As piston speed increases things get really hairy inside the engine. The allowable time a cylinder has to fill, provide power and exhaust is extremely short. We need to do something with the camshaft to compensate for this condition, otherwise the engine will max-out at some intermediate rpm, say around 4500. We can't increase the lobe separation angle because that would cause the valves to hit the pistons.

The only thing we can do is increase the time the valves are open in order to let in more fuel/air or let out exhaust. The only way to do this is increase duration and, to some extent, lift. The more aggressive a cam, the greater the duration and lift.

Lift is severely limited by the geometry of the engine, especially those that use domed pistons. Also, the lobes themselves must be shaped properly (spread out) or the lifters will not ride on them correctly.

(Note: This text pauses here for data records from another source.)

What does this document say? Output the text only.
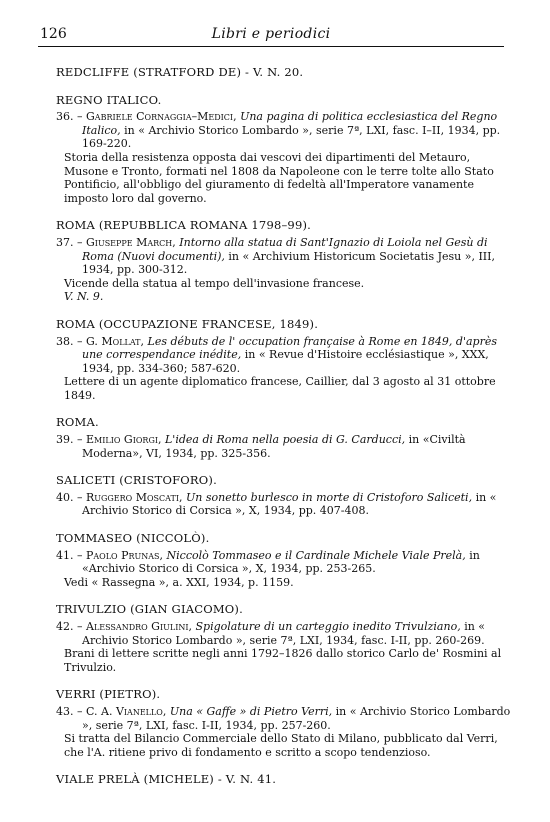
126	Libri e periodici
REDCLIFFE (STRATFORD DE) - V. N. 20.
REGNO ITALICO.
36. – Gabriele Cornaggia–Medici, Una pagina di politica ecclesiastica del Regno Italico, in « Archivio Storico Lombardo », serie 7ª, LXI, fasc. I–II, 1934, pp. 169-220.
Storia della resistenza opposta dai vescovi dei dipartimenti del Metauro, Musone e Tronto, formati nel 1808 da Napoleone con le terre tolte allo Stato Pontificio, all'obbligo del giuramento di fedeltà all'Imperatore vanamente imposto loro dal governo.
ROMA (REPUBBLICA ROMANA 1798–99).
37. – Giuseppe March, Intorno alla statua di Sant'Ignazio di Loiola nel Gesù di Roma (Nuovi documenti), in « Archivium Historicum Societatis Jesu », III, 1934, pp. 300-312.
Vicende della statua al tempo dell'invasione francese.
V. N. 9.
ROMA (OCCUPAZIONE FRANCESE, 1849).
38. – G. Mollat, Les débuts de l' occupation française à Rome en 1849, d'après une correspendance inédite, in « Revue d'Histoire ecclésiastique », XXX, 1934, pp. 334-360; 587-620.
Lettere di un agente diplomatico francese, Caillier, dal 3 agosto al 31 ottobre 1849.
ROMA.
39. – Emilio Giorgi, L'idea di Roma nella poesia di G. Carducci, in «Civiltà Moderna», VI, 1934, pp. 325-356.
SALICETI (CRISTOFORO).
40. – Ruggero Moscati, Un sonetto burlesco in morte di Cristoforo Saliceti, in « Archivio Storico di Corsica », X, 1934, pp. 407-408.
TOMMASEO (NICCOLÒ).
41. – Paolo Prunas, Niccolò Tommaseo e il Cardinale Michele Viale Prelà, in «Archivio Storico di Corsica », X, 1934, pp. 253-265.
Vedi « Rassegna », a. XXI, 1934, p. 1159.
TRIVULZIO (GIAN GIACOMO).
42. – Alessandro Giulini, Spigolature di un carteggio inedito Trivulziano, in « Archivio Storico Lombardo », serie 7ª, LXI, 1934, fasc. I-II, pp. 260-269.
Brani di lettere scritte negli anni 1792–1826 dallo storico Carlo de' Rosmini al Trivulzio.
VERRI (PIETRO).
43. – C. A. Vianello, Una « Gaffe » di Pietro Verri, in « Archivio Storico Lombardo », serie 7ª, LXI, fasc. I-II, 1934, pp. 257-260.
Si tratta del Bilancio Commerciale dello Stato di Milano, pubblicato dal Verri, che l'A. ritiene privo di fondamento e scritto a scopo tendenzioso.
VIALE PRELÀ (MICHELE) - V. N. 41.
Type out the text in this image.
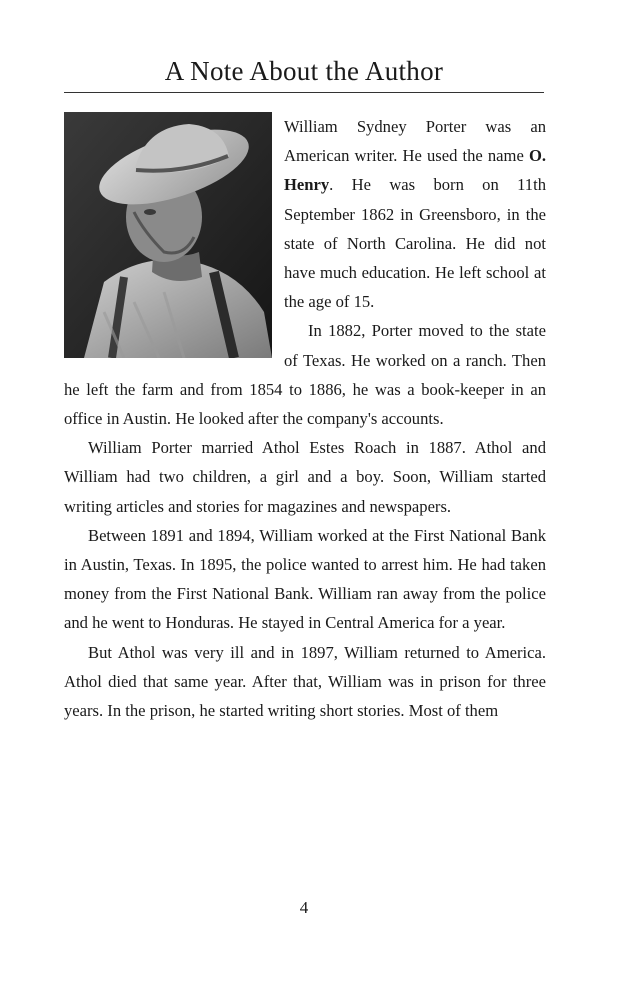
A Note About the Author

William Sydney Porter was an American writer. He used the name O. Henry. He was born on 11th September 1862 in Greensboro, in the state of North Carolina. He did not have much education. He left school at the age of 15.

In 1882, Porter moved to the state of Texas. He worked on a ranch. Then he left the farm and from 1854 to 1886, he was a book-keeper in an office in Austin. He looked after the company's accounts.

William Porter married Athol Estes Roach in 1887. Athol and William had two children, a girl and a boy. Soon, William started writing articles and stories for magazines and newspapers.

Between 1891 and 1894, William worked at the First National Bank in Austin, Texas. In 1895, the police wanted to arrest him. He had taken money from the First National Bank. William ran away from the police and he went to Honduras. He stayed in Central America for a year.

But Athol was very ill and in 1897, William returned to America. Athol died that same year. After that, William was in prison for three years. In the prison, he started writing short stories. Most of them

4
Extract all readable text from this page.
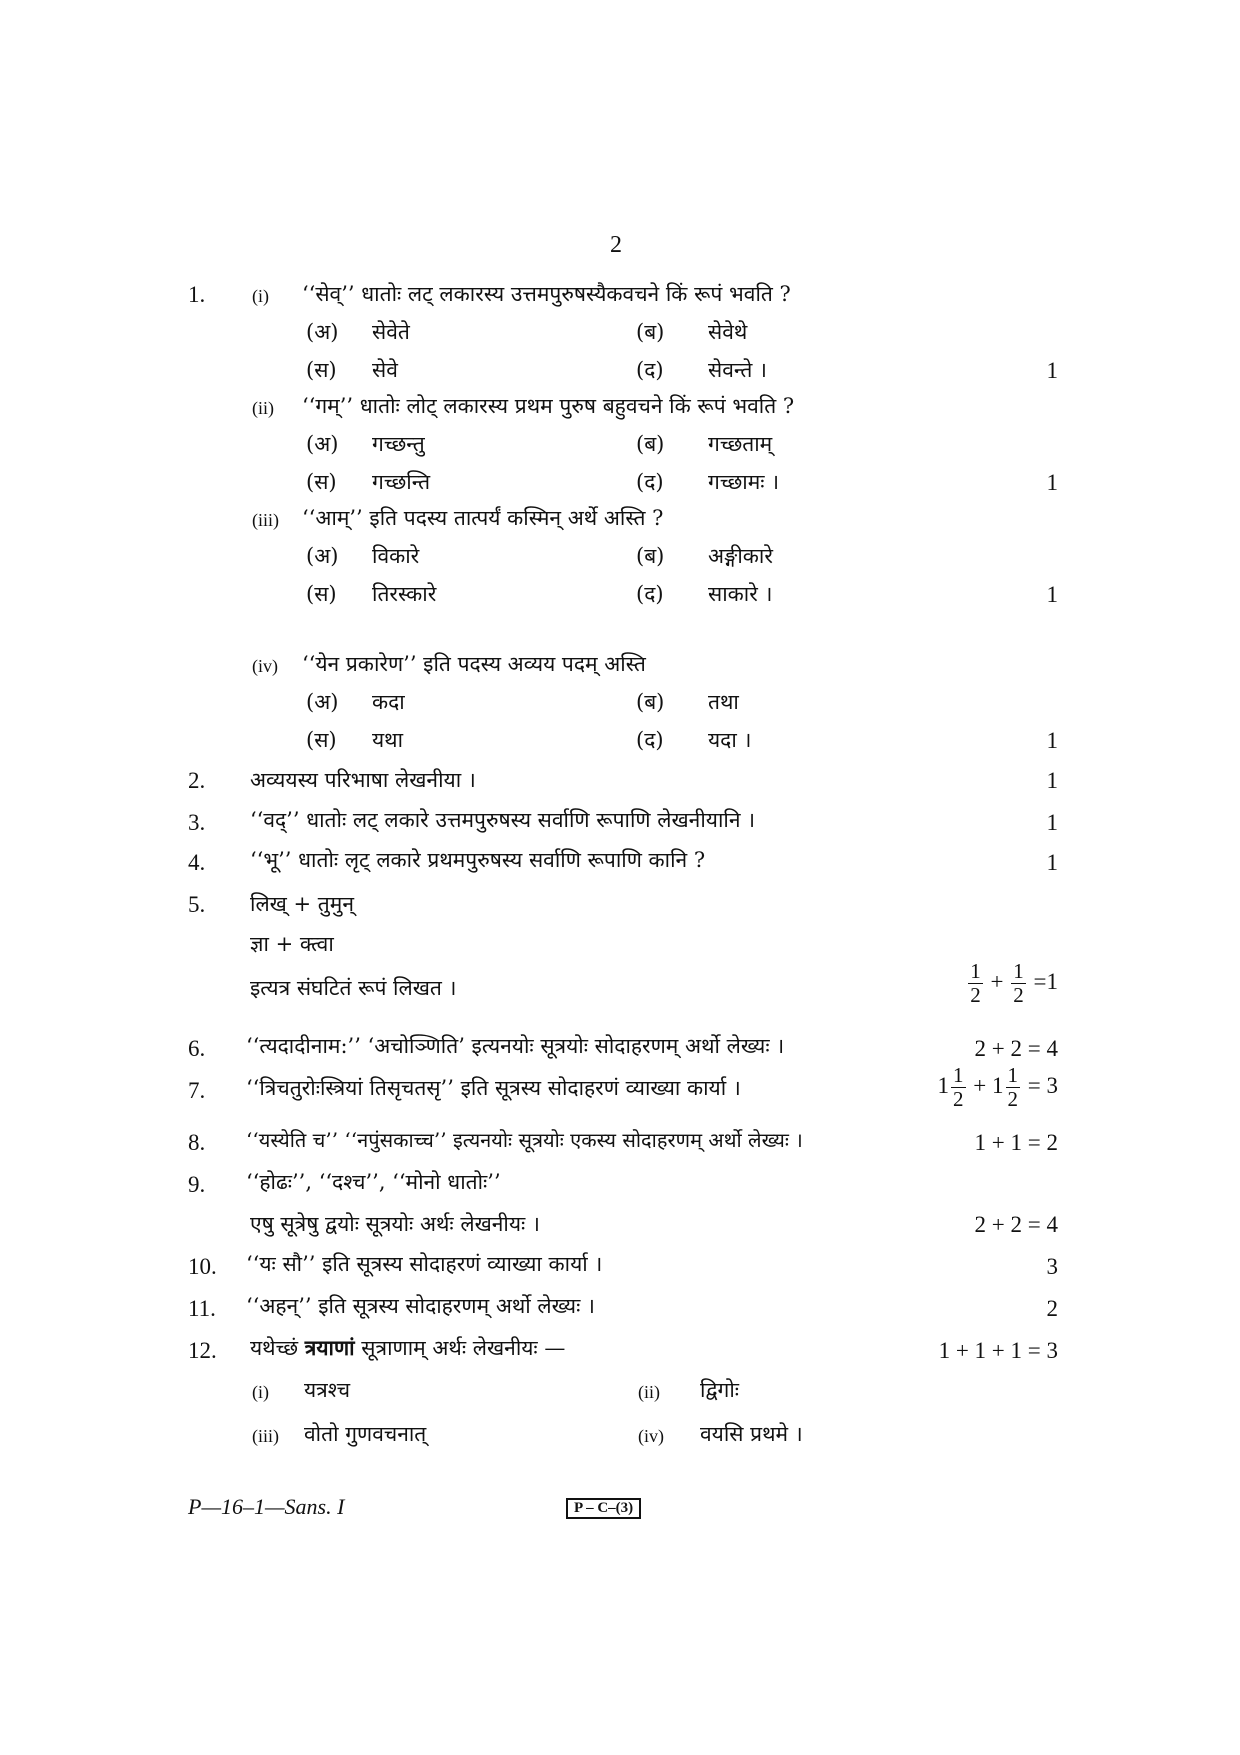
2
1.	(i) ‘‘सेव्’’ धातोः लट् लकारस्य उत्तमपुरुषस्यैकवचने किं रूपं भवति ?
(अ) सेवेते	(ब) सेवेथे
(स) सेवे	(द) सेवन्ते ।	1
(ii) ‘‘गम्’’ धातोः लोट् लकारस्य प्रथम पुरुष बहुवचने किं रूपं भवति ?
(अ) गच्छन्तु	(ब) गच्छताम्
(स) गच्छन्ति	(द) गच्छामः ।	1
(iii) ‘‘आम्’’ इति पदस्य तात्पर्यं कस्मिन् अर्थे अस्ति ?
(अ) विकारे	(ब) अङ्गीकारे
(स) तिरस्कारे	(द) साकारे ।	1
(iv) ‘‘येन प्रकारेण’’ इति पदस्य अव्यय पदम् अस्ति
(अ) कदा	(ब) तथा
(स) यथा	(द) यदा ।	1
2. अव्ययस्य परिभाषा लेखनीया ।	1
3. ‘‘वद्’’ धातोः लट् लकारे उत्तमपुरुषस्य सर्वाणि रूपाणि लेखनीयानि ।	1
4. ‘‘भू’’ धातोः लृट् लकारे प्रथमपुरुषस्य सर्वाणि रूपाणि कानि ?	1
5. लिख् + तुमुन्
ज्ञा + क्त्वा
इत्यत्र संघटितं रूपं लिखत ।	$\frac{1}{2} + \frac{1}{2} =1$
6. ‘‘त्यदादीनाम:’’ ‘अचोञ्णिति’ इत्यनयोः सूत्रयोः सोदाहरणम् अर्थो लेख्यः ।	2 + 2 = 4
7. ‘‘त्रिचतुरोःस्त्रियां तिसृचतसृ’’ इति सूत्रस्य सोदाहरणं व्याख्या कार्या ।	$1 \frac{1}{2} + 1 \frac{1}{2} = 3$
8. ‘‘यस्येति च’’ ‘‘नपुंसकाच्च’’ इत्यनयोः सूत्रयोः एकस्य सोदाहरणम् अर्थो लेख्यः ।	1 + 1 = 2
9. ‘‘होढः’’, ‘‘दश्च’’, ‘‘मोनो धातोः’’
एषु सूत्रेषु द्वयोः सूत्रयोः अर्थः लेखनीयः ।	2 + 2 = 4
10. ‘‘यः सौ’’ इति सूत्रस्य सोदाहरणं व्याख्या कार्या ।	3
11. ‘‘अहन्’’ इति सूत्रस्य सोदाहरणम् अर्थो लेख्यः ।	2
12. यथेच्छं त्रयाणां सूत्राणाम् अर्थः लेखनीयः —	1 + 1 + 1 = 3
(i) यत्रश्च	(ii) द्विगोः
(iii) वोतो गुणवचनात्	(iv) वयसि प्रथमे ।
P—16–1—Sans. I	P – C–(3)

Duration, on the other hand, is up for grabs. Cam grinders can create lobe shapes that give long durations, allowing engines to rev well into the 8-10,000 rpm range because they can "breath." Those same engines, however, exhibit very poor running characteristics at low rpm due to low cylinder pressures and vacuum. They "lope" at idle and frequently won't run at all at speeds lower than 1,000 rpm.

That leads us to making the right choice for our engine. Since we can't have it all, we have to decide how much performance we need and how much loss of driveability we are willing to give up. Camshafts that were specified by the manufacturer originally ("stock" cams) were chosen to give the best low-end torque and ease of starting and driveability over the widest range of conditions. Higher performance engines were fitted with more aggressive camshafts for throttle response and to create the higher power outputs that the inertia of high rpm generates. Buyers of those engines frequently complained about starting problems, high fuel consumption and having to slip clutches in order to accelerate smoothly from a standing start.

When building an engine it is generally wise to install a "mild" camshaft, one that is a step or two up in aggressivity from a stock grind. Such profiles allow crisp throttle response, greater-than-stock power, low end torque and smooth driving characteristics, all at the "cost" of high power output.

Going to high duration and lift camshafts will give you greater power (assuming all the other engine components are matched to the cam) but you will experience poor idle, annoying low-speed driving characteristics, vacuum accessory problems and premature wear of alternators, water pumps and air conditioning compressors.

All of this is the reason why modern engines utilize variable valve timing devices and why relatively small displacement motors pump out impressive amounts of power. Older engines can't benefit from this technology, so we are left with compromises.